Screen oligonucleotides for ideal primer properties. We remove any potential primer with a TM outside of the range of 70°C to 80°C as well as any oligonucleotide with any consecutive repeat of 3 or more identical nucleotides, which can create problems in the synthesis of the oligo. We also remove any oligonucleotide that does not contain a G or C in the final 2 nucleotides at the 3' end. The presence of this so-called GC clamp helps improve the efficiency and specificity of PCR primers.
Screen the final set of possible primers for homology against the encoding probes. Finally, we use BLAST to identify stretches of homology within these primers and the encoding probes designed in Section 'Assembly and Screening of Encoding Probes'. Any potential primer with a homology region of 11 nt or more is excluded.
Add these primers to each encoding probe to form the template sequence for each oligonucleotide.
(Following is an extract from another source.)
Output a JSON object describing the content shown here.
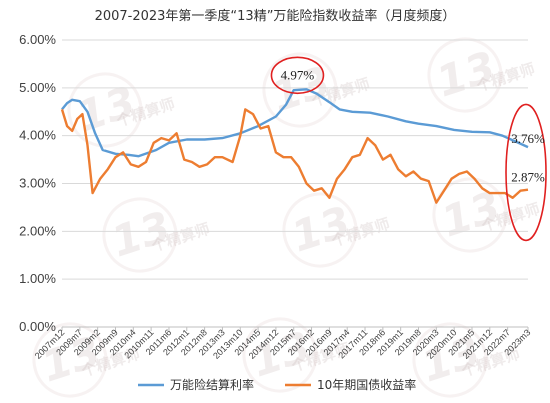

The sequence of the primer that is added to the 3' end of the encoding probe should be the reverse complement of the sequence of the primer designed in Step 16. Table 2 contains an example of a template molecule for a single encoding probe.
Screen assembled template sequences for homology to abundant RNAs. While individual components of these template molecules have been screened for homology against the transcriptome, it is possible that concatenation of the different component sequences will produce regions of homology that will allow the probe to bind to other RNAs. We recommend using BLAST to screen the set of probes designed in Step 17 for homology to abundant RNA species like rRNA and tRNA. For the human transcriptome these sequences can be found within the ncRNA fasta file at the Ensemble website as described in Step 2. Similarly, highly abundant mRNAs can also be included in this screen if such abundance information exists. To identify regions of homology, generate a BLAST database for these sequences, and use BLAST to screen the potential encoding probes. We remove any encoding probe with homology regions longer than 14 nt.
(Optional). Combine multiple oligo sets to fill a single pool of oligonucleotides. We typically purchase these oligonucleotides as complex oligonucleotide pools generated by array-based synthesis often from CustomArray (http://www.customarrayinc.com/). This company sells two different sizes of complex oligonucleotide pools—a pool with 12,472 unique sequences or a pool with 92,918 unique sequences. There are situations in which one set of encoding probes for one experiment does not fill an entire pool. In this case it is possible to combine multiple sets of encoding probes intended for different experiments in the same oligopool simply by assigning each a unique set of primers. However, when primers are designed for such combined pools, we recommend performing Step 16 with a BLAST database comprising all encoding probes that will be present in the single oligonucleotide pool not just those in each set of encoding probes.